12 Jan

#protestbaku hashtag analysis

EDIT 5pm Pacific, 5am Baku – Since this has been so popular, I’ve made a more inclusive version here.

Thankfully the hashtag #protestbaku caught on and I was able to archive the tweets for analysis. I helped create it about 3 hours before the protest started.

thebirthofahashtag

So here’s a map of the hashtag (thanks Marc Smith!)

nodexl map

link to full

What does this tangle of wires mean? These are clusters of people who are communicating with one another. You can see that there are some pretty tight networks here. (And if you’re familiar with the Azerbaijani Twitter scene, the clusters shouldn’t surprise you too much.)

Group G1 on the far left consists of a lot of Azerbaijanis who don’t live in Azerbaijan anymore. A lot of the URLs that they were tweeting can be considered ones that allow for them to “keep up” with what happened during the protest.

Group G2 are people that, more or less, were on the ground and centers around Adnan Hajizada. Their URLs tweeted were more of photos than liveblogs or videos. They also were more likely to talk about logistics – where police were, as well as break news.

Group G3 includes people that I’m not really familiar with. They linked to a lot of YouTube videos though and used words that are affiliated with the pro-government groups.

Group G4 is very much pro-government people. Their hashtags used were against the protest, more or less. Rauf Mardiyev, the leader of the pro-government youth group is the center of that.

Group G5 is more opposition but seems to center around Baxtiyar Hajiyev, another opposition leader. I’m not really sure why Baxtiyar’s group is so distance from Adnan’s. Perhaps Adnan (and Emin Milli) have a different Twitter following because of their relatively early fame and frequency of tweeting in English. Looking at Baxtiyar’s twitter confirms that he mostly tweets in Azerbaijani.

Groups G6 and G7 seems to be unimportant.

You can download an Excel spreadsheet of all of this and play around with things like word frequency — no statistical knowledge required.

I also did a TweetReach analysis of #protestbaku. You can do the last 50 tweets for free. I bought a set of 1500 tweets though. Here’s what that found.

– There were 188,045 Twitter users who were exposed to a tweet that contained the #protestbaku hashtag.
– There were over a million “impressions” – 1,075,736 to be exact. That means, essentially, someone’s eyes potentially read #protestbaku over a million times in the last day.

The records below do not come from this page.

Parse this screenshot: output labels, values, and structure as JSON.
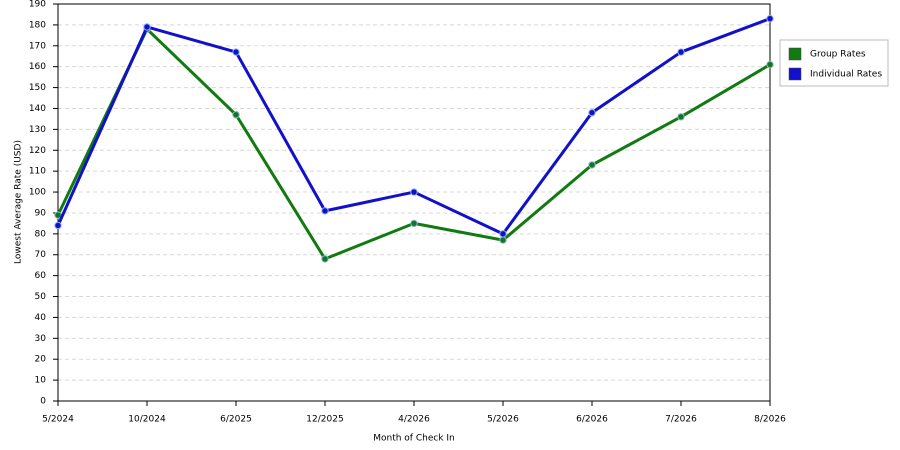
{
  "chart_data": {
    "type": "line",
    "x_label": "Month of Check In",
    "y_label": "Lowest Average Rate (USD)",
    "categories": [
      "5/2024",
      "10/2024",
      "6/2025",
      "12/2025",
      "4/2026",
      "5/2026",
      "6/2026",
      "7/2026",
      "8/2026"
    ],
    "series": [
      {
        "name": "Group Rates",
        "color": "#117a11",
        "values": [
          89,
          178,
          137,
          68,
          85,
          77,
          113,
          136,
          161
        ]
      },
      {
        "name": "Individual Rates",
        "color": "#1111cc",
        "values": [
          84,
          179,
          167,
          91,
          100,
          80,
          138,
          167,
          183
        ]
      }
    ],
    "ylim": [
      0,
      190
    ],
    "yticks": [
      0,
      10,
      20,
      30,
      40,
      50,
      60,
      70,
      80,
      90,
      100,
      110,
      120,
      130,
      140,
      150,
      160,
      170,
      180,
      190
    ],
    "grid": true,
    "legend": "right"
  }
}
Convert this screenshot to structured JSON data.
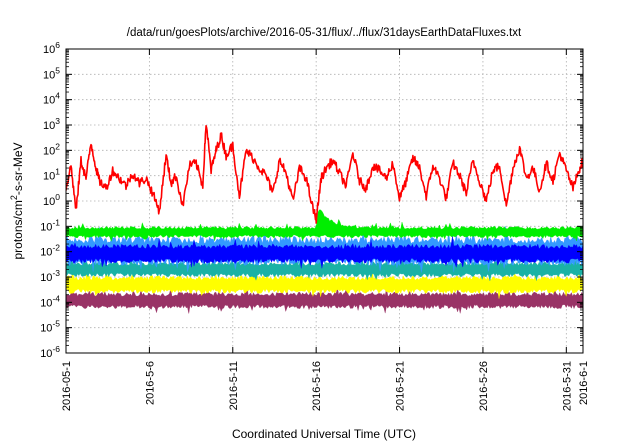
{
  "chart_data": {
    "type": "area",
    "title": "/data/run/goesPlots/archive/2016-05-31/flux/../flux/31daysEarthDataFluxes.txt",
    "xlabel": "Coordinated Universal Time (UTC)",
    "ylabel": "protons/cm²-s-sr-MeV",
    "ylabel_main": "protons/cm",
    "ylabel_sup": "2",
    "ylabel_rest": "-s-sr-MeV",
    "yscale": "log",
    "ylim": [
      1e-06,
      1000000.0
    ],
    "xlim": [
      "2016-05-01",
      "2016-06-01"
    ],
    "grid": true,
    "x_ticks": [
      "2016-05-1",
      "2016-5-6",
      "2016-5-11",
      "2016-5-16",
      "2016-5-21",
      "2016-5-26",
      "2016-5-31",
      "2016-6-1"
    ],
    "x_tick_days": [
      0,
      5,
      10,
      15,
      20,
      25,
      30,
      31
    ],
    "y_ticks": [
      {
        "base": "10",
        "exp": "-6"
      },
      {
        "base": "10",
        "exp": "-5"
      },
      {
        "base": "10",
        "exp": "-4"
      },
      {
        "base": "10",
        "exp": "-3"
      },
      {
        "base": "10",
        "exp": "-2"
      },
      {
        "base": "10",
        "exp": "-1"
      },
      {
        "base": "10",
        "exp": "0"
      },
      {
        "base": "10",
        "exp": "1"
      },
      {
        "base": "10",
        "exp": "2"
      },
      {
        "base": "10",
        "exp": "3"
      },
      {
        "base": "10",
        "exp": "4"
      },
      {
        "base": "10",
        "exp": "5"
      },
      {
        "base": "10",
        "exp": "6"
      }
    ],
    "y_tick_values": [
      -6,
      -5,
      -4,
      -3,
      -2,
      -1,
      0,
      1,
      2,
      3,
      4,
      5,
      6
    ],
    "series": [
      {
        "color": "#993366",
        "band_log10": [
          -4.25,
          -3.6
        ],
        "x_days": [
          0,
          31
        ],
        "spike_days": [
          10.8
        ]
      },
      {
        "color": "#ffff00",
        "band_log10": [
          -3.65,
          -2.95
        ],
        "x_days": [
          0,
          31
        ]
      },
      {
        "color": "#1ab2a5",
        "band_log10": [
          -3.0,
          -2.4
        ],
        "x_days": [
          0,
          31
        ]
      },
      {
        "color": "#3399ff",
        "band_log10": [
          -2.55,
          -1.4
        ],
        "x_days": [
          0,
          31
        ]
      },
      {
        "color": "#0000ff",
        "band_log10": [
          -2.45,
          -1.7
        ],
        "x_days": [
          0,
          31
        ]
      },
      {
        "color": "#00ee00",
        "band_log10": [
          -1.45,
          -1.0
        ],
        "x_days": [
          0,
          31
        ],
        "event_days": [
          15.0,
          17.5
        ],
        "event_peak_log10": 0.1
      },
      {
        "color": "#ff0000",
        "x_days": [
          0,
          0.3,
          0.6,
          0.9,
          1.2,
          1.5,
          1.8,
          2.0,
          2.4,
          2.8,
          3.2,
          3.6,
          4.0,
          4.4,
          4.8,
          5.2,
          5.6,
          6.0,
          6.3,
          6.6,
          7.0,
          7.4,
          7.8,
          8.2,
          8.4,
          8.7,
          9.0,
          9.3,
          9.6,
          10.0,
          10.4,
          10.8,
          11.2,
          11.6,
          12.0,
          12.4,
          12.8,
          13.2,
          13.6,
          14.0,
          14.4,
          14.8,
          15.0,
          15.3,
          15.6,
          16.0,
          16.4,
          16.8,
          17.2,
          17.6,
          18.0,
          18.4,
          18.8,
          19.2,
          19.6,
          20.0,
          20.4,
          20.8,
          21.2,
          21.6,
          22.0,
          22.4,
          22.8,
          23.2,
          23.6,
          24.0,
          24.4,
          24.8,
          25.2,
          25.6,
          26.0,
          26.4,
          26.8,
          27.2,
          27.6,
          28.0,
          28.4,
          28.8,
          29.2,
          29.6,
          30.0,
          30.4,
          30.8,
          31.0
        ],
        "log10_values": [
          0.5,
          1.4,
          -0.4,
          1.6,
          0.9,
          2.3,
          1.3,
          0.8,
          0.5,
          1.2,
          0.9,
          0.6,
          1.1,
          0.7,
          0.9,
          0.3,
          -0.4,
          1.8,
          0.7,
          1.0,
          -0.2,
          1.4,
          1.5,
          0.6,
          3.1,
          1.2,
          2.0,
          2.6,
          1.8,
          2.2,
          0.2,
          2.0,
          1.7,
          1.3,
          1.0,
          0.3,
          1.6,
          1.1,
          0.0,
          1.3,
          0.9,
          -0.3,
          -0.7,
          0.9,
          1.3,
          1.6,
          1.1,
          0.6,
          1.9,
          0.8,
          0.5,
          1.4,
          1.2,
          0.9,
          1.5,
          0.1,
          0.8,
          1.7,
          1.3,
          0.2,
          1.4,
          0.9,
          0.1,
          1.5,
          1.0,
          0.3,
          1.6,
          0.8,
          0.0,
          1.2,
          1.4,
          -0.2,
          1.3,
          2.1,
          0.9,
          1.3,
          0.4,
          1.5,
          0.8,
          1.9,
          1.2,
          0.5,
          1.3,
          1.6
        ]
      }
    ]
  }
}
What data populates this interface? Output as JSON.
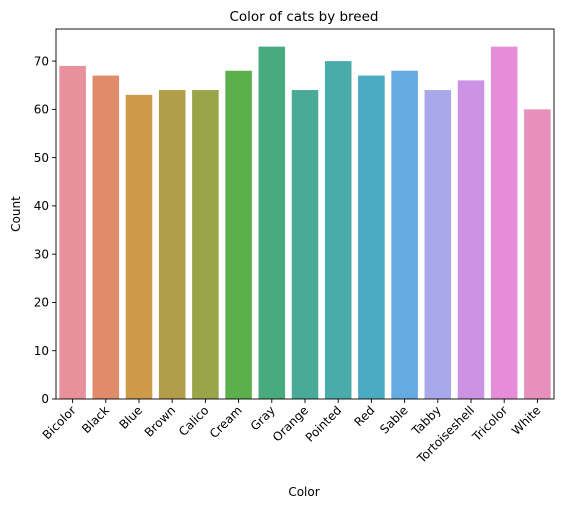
{
  "chart_data": {
    "type": "bar",
    "title": "Color of cats by breed",
    "xlabel": "Color",
    "ylabel": "Count",
    "categories": [
      "Bicolor",
      "Black",
      "Blue",
      "Brown",
      "Calico",
      "Cream",
      "Gray",
      "Orange",
      "Pointed",
      "Red",
      "Sable",
      "Tabby",
      "Tortoiseshell",
      "Tricolor",
      "White"
    ],
    "values": [
      69,
      67,
      63,
      64,
      64,
      68,
      73,
      64,
      70,
      67,
      68,
      64,
      66,
      73,
      60
    ],
    "colors": [
      "#e8909c",
      "#e08c6a",
      "#cc9a48",
      "#b29e48",
      "#9aa448",
      "#5cb04c",
      "#48aa7e",
      "#4aaa98",
      "#4aacaa",
      "#4aaac0",
      "#66aae2",
      "#a8a8ea",
      "#cc92e4",
      "#e68cd8",
      "#e890bc"
    ],
    "ylim": [
      0,
      76.65
    ],
    "yticks": [
      0,
      10,
      20,
      30,
      40,
      50,
      60,
      70
    ],
    "grid": false,
    "legend": "none"
  }
}
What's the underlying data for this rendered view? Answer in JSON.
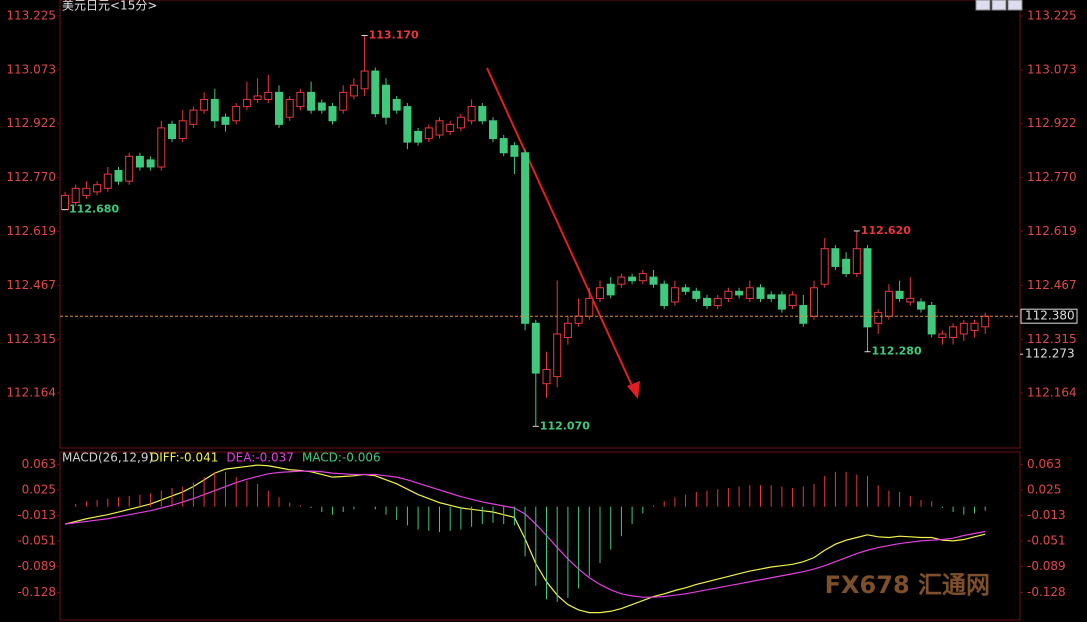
{
  "chart_data": [
    {
      "type": "candlestick",
      "title": "美元日元<15分>",
      "open": [
        112.68,
        112.7,
        112.72,
        112.73,
        112.74,
        112.79,
        112.76,
        112.83,
        112.82,
        112.8,
        112.92,
        112.88,
        112.92,
        112.96,
        112.99,
        112.94,
        112.93,
        112.97,
        112.99,
        112.99,
        113.01,
        112.94,
        112.97,
        113.01,
        112.98,
        112.97,
        112.96,
        113.0,
        113.02,
        113.07,
        113.03,
        112.99,
        112.97,
        112.9,
        112.88,
        112.89,
        112.9,
        112.91,
        112.93,
        112.97,
        112.93,
        112.88,
        112.86,
        112.84,
        112.36,
        112.19,
        112.21,
        112.32,
        112.36,
        112.38,
        112.43,
        112.47,
        112.47,
        112.49,
        112.48,
        112.49,
        112.47,
        112.42,
        112.46,
        112.45,
        112.43,
        112.41,
        112.43,
        112.45,
        112.43,
        112.46,
        112.44,
        112.44,
        112.41,
        112.41,
        112.38,
        112.47,
        112.57,
        112.54,
        112.5,
        112.57,
        112.36,
        112.38,
        112.45,
        112.42,
        112.42,
        112.41,
        112.32,
        112.32,
        112.33,
        112.34,
        112.35
      ],
      "high": [
        112.73,
        112.75,
        112.76,
        112.76,
        112.8,
        112.8,
        112.84,
        112.84,
        112.83,
        112.93,
        112.93,
        112.96,
        112.97,
        113.01,
        113.02,
        112.95,
        112.98,
        113.04,
        113.05,
        113.06,
        113.03,
        113.0,
        113.02,
        113.04,
        112.99,
        112.98,
        113.03,
        113.05,
        113.17,
        113.08,
        113.05,
        113.0,
        112.98,
        112.91,
        112.92,
        112.94,
        112.93,
        112.95,
        112.99,
        112.98,
        112.94,
        112.89,
        112.87,
        112.85,
        112.37,
        112.28,
        112.48,
        112.38,
        112.43,
        112.46,
        112.48,
        112.49,
        112.5,
        112.5,
        112.51,
        112.51,
        112.48,
        112.48,
        112.47,
        112.46,
        112.44,
        112.44,
        112.46,
        112.46,
        112.48,
        112.47,
        112.45,
        112.45,
        112.45,
        112.44,
        112.48,
        112.6,
        112.58,
        112.56,
        112.62,
        112.58,
        112.4,
        112.47,
        112.48,
        112.49,
        112.43,
        112.42,
        112.34,
        112.36,
        112.37,
        112.37,
        112.39
      ],
      "low": [
        112.68,
        112.69,
        112.71,
        112.72,
        112.73,
        112.75,
        112.75,
        112.79,
        112.79,
        112.79,
        112.87,
        112.87,
        112.91,
        112.95,
        112.91,
        112.9,
        112.92,
        112.96,
        112.98,
        112.98,
        112.91,
        112.93,
        112.96,
        112.95,
        112.95,
        112.92,
        112.95,
        112.99,
        113.0,
        112.94,
        112.92,
        112.95,
        112.85,
        112.86,
        112.87,
        112.88,
        112.89,
        112.9,
        112.92,
        112.92,
        112.87,
        112.83,
        112.78,
        112.34,
        112.07,
        112.15,
        112.18,
        112.3,
        112.35,
        112.37,
        112.42,
        112.43,
        112.46,
        112.47,
        112.47,
        112.46,
        112.4,
        112.41,
        112.44,
        112.42,
        112.4,
        112.4,
        112.42,
        112.43,
        112.42,
        112.42,
        112.42,
        112.39,
        112.4,
        112.35,
        112.37,
        112.46,
        112.51,
        112.49,
        112.49,
        112.28,
        112.33,
        112.37,
        112.42,
        112.41,
        112.39,
        112.32,
        112.3,
        112.3,
        112.31,
        112.32,
        112.33
      ],
      "close": [
        112.72,
        112.74,
        112.74,
        112.75,
        112.78,
        112.76,
        112.83,
        112.8,
        112.8,
        112.91,
        112.88,
        112.93,
        112.96,
        112.99,
        112.93,
        112.92,
        112.97,
        112.99,
        113.0,
        113.01,
        112.92,
        112.99,
        113.01,
        112.96,
        112.96,
        112.93,
        113.01,
        113.03,
        113.07,
        112.95,
        112.94,
        112.96,
        112.87,
        112.87,
        112.91,
        112.93,
        112.92,
        112.94,
        112.97,
        112.93,
        112.88,
        112.84,
        112.83,
        112.36,
        112.22,
        112.23,
        112.33,
        112.36,
        112.38,
        112.43,
        112.46,
        112.44,
        112.49,
        112.48,
        112.5,
        112.47,
        112.41,
        112.46,
        112.45,
        112.43,
        112.41,
        112.43,
        112.45,
        112.44,
        112.46,
        112.43,
        112.43,
        112.4,
        112.44,
        112.36,
        112.46,
        112.57,
        112.52,
        112.5,
        112.57,
        112.35,
        112.39,
        112.45,
        112.43,
        112.43,
        112.4,
        112.33,
        112.33,
        112.35,
        112.36,
        112.36,
        112.38
      ],
      "up_color": "#e8383d",
      "down_color": "#40c97c",
      "ylim": [
        112.009,
        113.27
      ],
      "yticks": [
        113.225,
        113.073,
        112.922,
        {
          "value": 112.77,
          "label": "112.770"
        },
        112.619,
        112.467,
        112.315,
        112.164
      ],
      "annotations": [
        {
          "value": 113.17,
          "label": "113.170",
          "color": "#e8383d",
          "at": "high"
        },
        {
          "value": 112.68,
          "label": "112.680",
          "color": "#40c97c",
          "at": "low"
        },
        {
          "value": 112.07,
          "label": "112.070",
          "color": "#40c97c",
          "at": "low"
        },
        {
          "value": 112.62,
          "label": "112.620",
          "color": "#e8383d",
          "at": "high"
        },
        {
          "value": 112.28,
          "label": "112.280",
          "color": "#40c97c",
          "at": "low"
        }
      ],
      "last_price": {
        "value": 112.38,
        "label": "112.380"
      },
      "price_marker": {
        "value": 112.273,
        "label": "112.273"
      }
    },
    {
      "type": "macd",
      "indicator": "MACD(26,12,9)",
      "series": [
        {
          "name": "DIFF:-0.041",
          "color": "#f2f24a",
          "values": [
            -0.026,
            -0.022,
            -0.018,
            -0.015,
            -0.012,
            -0.008,
            -0.004,
            0.0,
            0.004,
            0.01,
            0.016,
            0.022,
            0.03,
            0.04,
            0.05,
            0.056,
            0.058,
            0.06,
            0.062,
            0.061,
            0.058,
            0.055,
            0.054,
            0.052,
            0.048,
            0.044,
            0.045,
            0.046,
            0.048,
            0.046,
            0.04,
            0.034,
            0.026,
            0.018,
            0.012,
            0.006,
            0.002,
            -0.002,
            -0.004,
            -0.006,
            -0.008,
            -0.012,
            -0.016,
            -0.048,
            -0.085,
            -0.112,
            -0.132,
            -0.146,
            -0.154,
            -0.158,
            -0.158,
            -0.156,
            -0.152,
            -0.146,
            -0.14,
            -0.134,
            -0.13,
            -0.125,
            -0.121,
            -0.116,
            -0.112,
            -0.108,
            -0.104,
            -0.1,
            -0.096,
            -0.093,
            -0.09,
            -0.088,
            -0.086,
            -0.082,
            -0.076,
            -0.065,
            -0.056,
            -0.05,
            -0.046,
            -0.042,
            -0.045,
            -0.046,
            -0.044,
            -0.045,
            -0.046,
            -0.046,
            -0.05,
            -0.051,
            -0.049,
            -0.045,
            -0.041
          ]
        },
        {
          "name": "DEA:-0.037",
          "color": "#e040e0",
          "values": [
            -0.026,
            -0.024,
            -0.022,
            -0.02,
            -0.018,
            -0.015,
            -0.012,
            -0.009,
            -0.006,
            -0.002,
            0.002,
            0.007,
            0.012,
            0.018,
            0.024,
            0.03,
            0.036,
            0.041,
            0.045,
            0.049,
            0.051,
            0.052,
            0.053,
            0.053,
            0.052,
            0.05,
            0.049,
            0.048,
            0.048,
            0.048,
            0.046,
            0.044,
            0.04,
            0.035,
            0.03,
            0.025,
            0.02,
            0.015,
            0.011,
            0.007,
            0.004,
            0.001,
            -0.002,
            -0.011,
            -0.026,
            -0.043,
            -0.061,
            -0.078,
            -0.093,
            -0.106,
            -0.116,
            -0.124,
            -0.13,
            -0.133,
            -0.135,
            -0.135,
            -0.134,
            -0.132,
            -0.13,
            -0.127,
            -0.124,
            -0.121,
            -0.118,
            -0.115,
            -0.112,
            -0.109,
            -0.106,
            -0.103,
            -0.1,
            -0.097,
            -0.093,
            -0.088,
            -0.082,
            -0.076,
            -0.07,
            -0.065,
            -0.061,
            -0.058,
            -0.055,
            -0.053,
            -0.051,
            -0.05,
            -0.049,
            -0.047,
            -0.043,
            -0.04,
            -0.037
          ]
        },
        {
          "name": "MACD:-0.006",
          "color": "#40c97c",
          "up_color": "#e8383d",
          "bars": true,
          "values": [
            0,
            0.004,
            0.008,
            0.01,
            0.012,
            0.014,
            0.016,
            0.018,
            0.02,
            0.024,
            0.028,
            0.03,
            0.036,
            0.044,
            0.052,
            0.052,
            0.044,
            0.038,
            0.034,
            0.024,
            0.014,
            0.006,
            0.002,
            -0.002,
            -0.008,
            -0.012,
            -0.008,
            -0.004,
            0,
            -0.004,
            -0.012,
            -0.02,
            -0.028,
            -0.034,
            -0.036,
            -0.038,
            -0.036,
            -0.034,
            -0.03,
            -0.026,
            -0.024,
            -0.026,
            -0.028,
            -0.074,
            -0.118,
            -0.138,
            -0.142,
            -0.136,
            -0.122,
            -0.104,
            -0.084,
            -0.064,
            -0.044,
            -0.026,
            -0.01,
            0.002,
            0.008,
            0.014,
            0.018,
            0.022,
            0.024,
            0.026,
            0.028,
            0.03,
            0.032,
            0.032,
            0.032,
            0.03,
            0.028,
            0.03,
            0.034,
            0.046,
            0.052,
            0.052,
            0.048,
            0.046,
            0.032,
            0.024,
            0.022,
            0.016,
            0.01,
            0.008,
            -0.002,
            -0.008,
            -0.012,
            -0.01,
            -0.006
          ]
        }
      ],
      "ylim": [
        -0.169,
        0.0815
      ],
      "yticks": [
        0.063,
        0.025,
        -0.013,
        -0.051,
        -0.089,
        -0.128
      ]
    }
  ],
  "watermark": "FX678 汇通网"
}
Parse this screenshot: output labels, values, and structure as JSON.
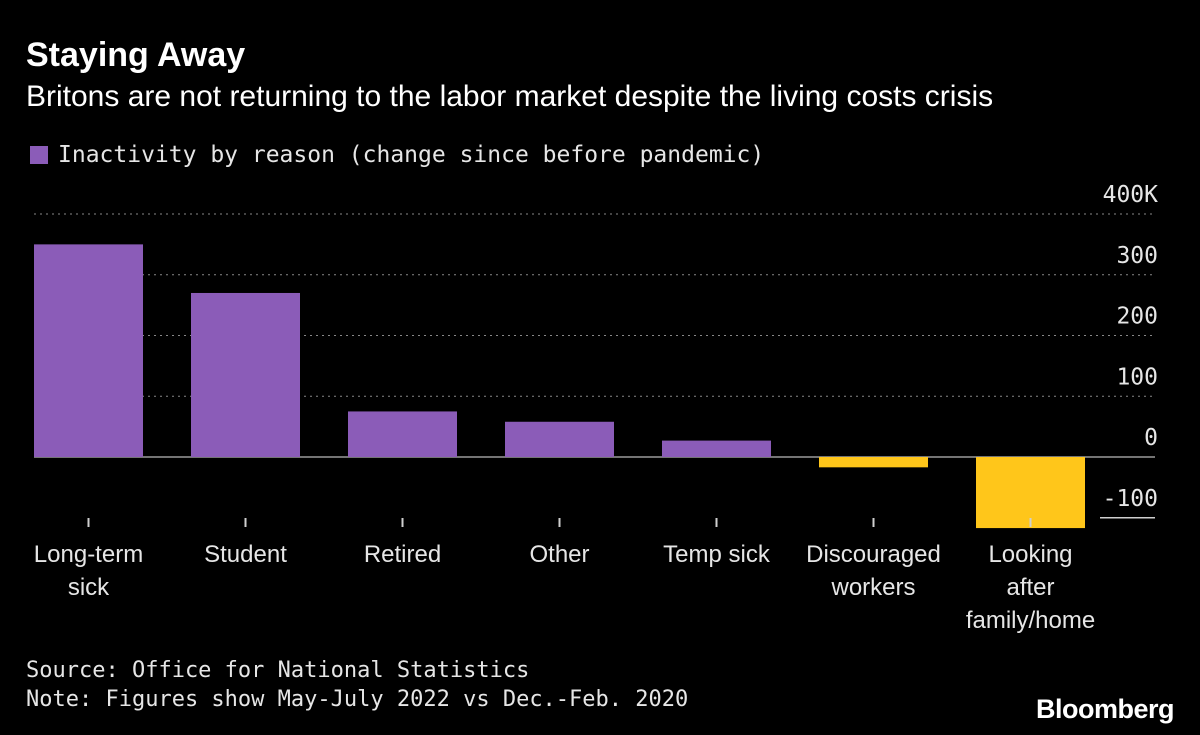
{
  "title": "Staying Away",
  "subtitle": "Britons are not returning to the labor market despite the living costs crisis",
  "legend": {
    "label": "Inactivity by reason (change since before pandemic)",
    "color": "#8b5cb8"
  },
  "footer": {
    "source": "Source: Office for National Statistics",
    "note": "Note: Figures show May-July 2022 vs Dec.-Feb. 2020",
    "brand": "Bloomberg"
  },
  "colors": {
    "positive": "#8b5cb8",
    "negative": "#ffc61a",
    "background": "#000000",
    "grid": "#888888"
  },
  "chart_data": {
    "type": "bar",
    "categories": [
      [
        "Long-term",
        "sick"
      ],
      [
        "Student"
      ],
      [
        "Retired"
      ],
      [
        "Other"
      ],
      [
        "Temp sick"
      ],
      [
        "Discouraged",
        "workers"
      ],
      [
        "Looking",
        "after",
        "family/home"
      ]
    ],
    "series": [
      {
        "name": "Inactivity by reason (change since before pandemic)",
        "values": [
          350,
          270,
          75,
          58,
          27,
          -17,
          -117
        ]
      }
    ],
    "ylim": [
      -100,
      400
    ],
    "yticks": [
      {
        "value": 400,
        "label": "400K"
      },
      {
        "value": 300,
        "label": "300"
      },
      {
        "value": 200,
        "label": "200"
      },
      {
        "value": 100,
        "label": "100"
      },
      {
        "value": 0,
        "label": "0"
      },
      {
        "value": -100,
        "label": "-100"
      }
    ],
    "grid": true,
    "gridStyle": "dotted",
    "yaxisPosition": "right",
    "legend": "top-left"
  }
}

The twitter who got the most exposure was Jamal Ali with 50,300 impressions. The most retweeted and most mentioned was @muntezir.

With that I have a list of tweets, most popular, etc. if anyone is interested.

So what? What does this mean?

A few things…

1. In this protest, Twitter “mattered” – but it mattered in different ways for different people. For people on the ground, it was used a bit for logistics, but mostly for getting information out. For people not present, it was a way to spread information.

2. There is polarization. This isn’t surprising. I guess the amount of guff from the pro-government twitter crowd was a little new for me. They’ve gotten louder in the past year, but their simultaneous tweeting during the protest and use of the hashtag was interesting, to say the least.

3. Personally I “met” a lot of new Azerbaijani tweeters today through this hashtag. Were these people whom I just don’t run into otherwise? Were they people that don’t tweet usually but did for this event? It goes to show that a hashtag has the potential to bring people together.

4. Speaking to the clusters of groups, I wonder if someone who would be interested in pulling people together for greater collection action could focus on those people who are between networks?

I’d love to hear other thoughts on this. I usually keep my comments off to avoid spam, but I’ll turn it on now!